Pourquoi ce dialogue entre la sociologie et l’économie est-il aujourd’hui si nécessaire pour Florence Weber ? Parce que la question du care doit émerger sur le devant de la scène publique au moment des débats sur la refonte de l’État-providence. Après avoir tracé un bilan des changements intervenus dans la sphère de l’emploi (chapitre 5), L’économie domestique montre que la fin de la stabilité du travail salarié a conduit à fragiliser les solidarités familiales et à saper les fondements de l’État social. Dans ce contexte, et parallèlement à l’allongement de la durée de la vie qui accroît la dépendance des personnes âgées envers la société, un dialogue entre l’économie et la sociologie doit permettre de montrer l’importance et l’utilité des charges de famille dans le système de l’économie domestique. La collaboration de Florence Weber avec le Centre d’Études de l’Emploi (CEE) atteste de sa volonté de poursuivre la voie interdisciplinaire (chapitre 6) et de mener à son terme ses travaux, avec l’économiste Agnès Gramain, sur la question du care (voir par exemple Weber 2006).

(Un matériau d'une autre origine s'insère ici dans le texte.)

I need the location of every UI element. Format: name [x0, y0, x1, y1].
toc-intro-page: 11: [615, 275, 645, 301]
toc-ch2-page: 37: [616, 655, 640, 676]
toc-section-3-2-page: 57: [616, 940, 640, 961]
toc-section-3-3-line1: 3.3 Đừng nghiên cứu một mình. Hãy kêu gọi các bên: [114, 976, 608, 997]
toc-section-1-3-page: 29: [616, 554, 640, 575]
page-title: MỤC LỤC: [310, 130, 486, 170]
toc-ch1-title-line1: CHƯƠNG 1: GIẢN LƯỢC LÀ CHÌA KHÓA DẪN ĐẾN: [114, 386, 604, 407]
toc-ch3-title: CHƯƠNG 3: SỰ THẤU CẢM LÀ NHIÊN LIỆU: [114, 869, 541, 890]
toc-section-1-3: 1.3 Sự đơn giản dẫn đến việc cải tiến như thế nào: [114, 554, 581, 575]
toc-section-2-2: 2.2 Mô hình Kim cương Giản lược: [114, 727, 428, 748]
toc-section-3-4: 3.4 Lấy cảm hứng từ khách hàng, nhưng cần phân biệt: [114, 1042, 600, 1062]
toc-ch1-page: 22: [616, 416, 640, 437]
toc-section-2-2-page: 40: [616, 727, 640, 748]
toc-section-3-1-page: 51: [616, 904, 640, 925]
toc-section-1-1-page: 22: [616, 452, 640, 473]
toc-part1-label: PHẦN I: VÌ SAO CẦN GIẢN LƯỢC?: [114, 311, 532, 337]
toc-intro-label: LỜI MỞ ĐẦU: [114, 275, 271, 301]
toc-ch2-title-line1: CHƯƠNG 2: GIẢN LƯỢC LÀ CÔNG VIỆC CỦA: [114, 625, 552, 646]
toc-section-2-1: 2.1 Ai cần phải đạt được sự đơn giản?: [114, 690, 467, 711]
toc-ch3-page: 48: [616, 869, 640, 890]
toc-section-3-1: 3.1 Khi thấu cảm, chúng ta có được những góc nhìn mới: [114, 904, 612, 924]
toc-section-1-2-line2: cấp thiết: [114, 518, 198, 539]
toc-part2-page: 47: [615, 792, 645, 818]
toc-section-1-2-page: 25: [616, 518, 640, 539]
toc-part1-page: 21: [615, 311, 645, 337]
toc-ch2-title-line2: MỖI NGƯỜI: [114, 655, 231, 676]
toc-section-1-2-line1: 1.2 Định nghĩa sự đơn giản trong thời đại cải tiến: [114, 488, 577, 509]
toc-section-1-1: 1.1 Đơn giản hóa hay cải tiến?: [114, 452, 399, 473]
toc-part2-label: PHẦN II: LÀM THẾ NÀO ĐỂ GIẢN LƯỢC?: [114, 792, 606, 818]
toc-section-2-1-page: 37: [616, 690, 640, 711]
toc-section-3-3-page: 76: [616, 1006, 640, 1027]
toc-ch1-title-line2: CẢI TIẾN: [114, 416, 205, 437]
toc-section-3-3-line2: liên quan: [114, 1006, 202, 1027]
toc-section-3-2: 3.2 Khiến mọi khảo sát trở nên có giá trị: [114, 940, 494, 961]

Un livre d’entretien ne permet pas la même hiérarchisation des arguments qu’un livre classique. Le lecteur de cet ouvrage devra donc s’attendre à voir cohabiter anecdotes et problématiques scientifiques dans un même passage sans aucune transition. Mises à part ces quelques maladresses de construction (le chapitre 3, par exemple, dénote du reste de l’ouvrage en se centrant presque exclusivement sur une série de conseils méthodologiques et stratégiques pour les jeunes étudiants en ethnologie, laissant de côté le fil directeur du livre), somme toute peu gênantes, et les limites inhérentes au genre autobiographique (illusion rétrospective, sélectivité des thèmes abordés), L’économie domestique se présente comme un livre important. Il s’agit d’abord d’un bel exemple de réflexivité grâce auquel Julien Ténédos parvient à dévoiler le mode de construction et l’évolution des problématiques de recherche de Florence Weber. La découverte du monde académique relativement clos de la sociologie française, centré sur Paris et ses grandes écoles, et notamment sur l’ENS, est à ce titre particulièrement intéressante. Il s’agit ensuite (et surtout) d’une synthèse importante qui ouvre la voie à un programme d’échanges entre la sociologie et l’économie sur la question déterminante des liens entre structures familiales et emploi. Enfin, ce petit livre montre avec force l’importance spécifique de l’approche ethnographique qui, en complément à une approche statistique, permet une réflexion constante sur l’engagement et la distanciation du chercheur vis-à-vis de son terrain.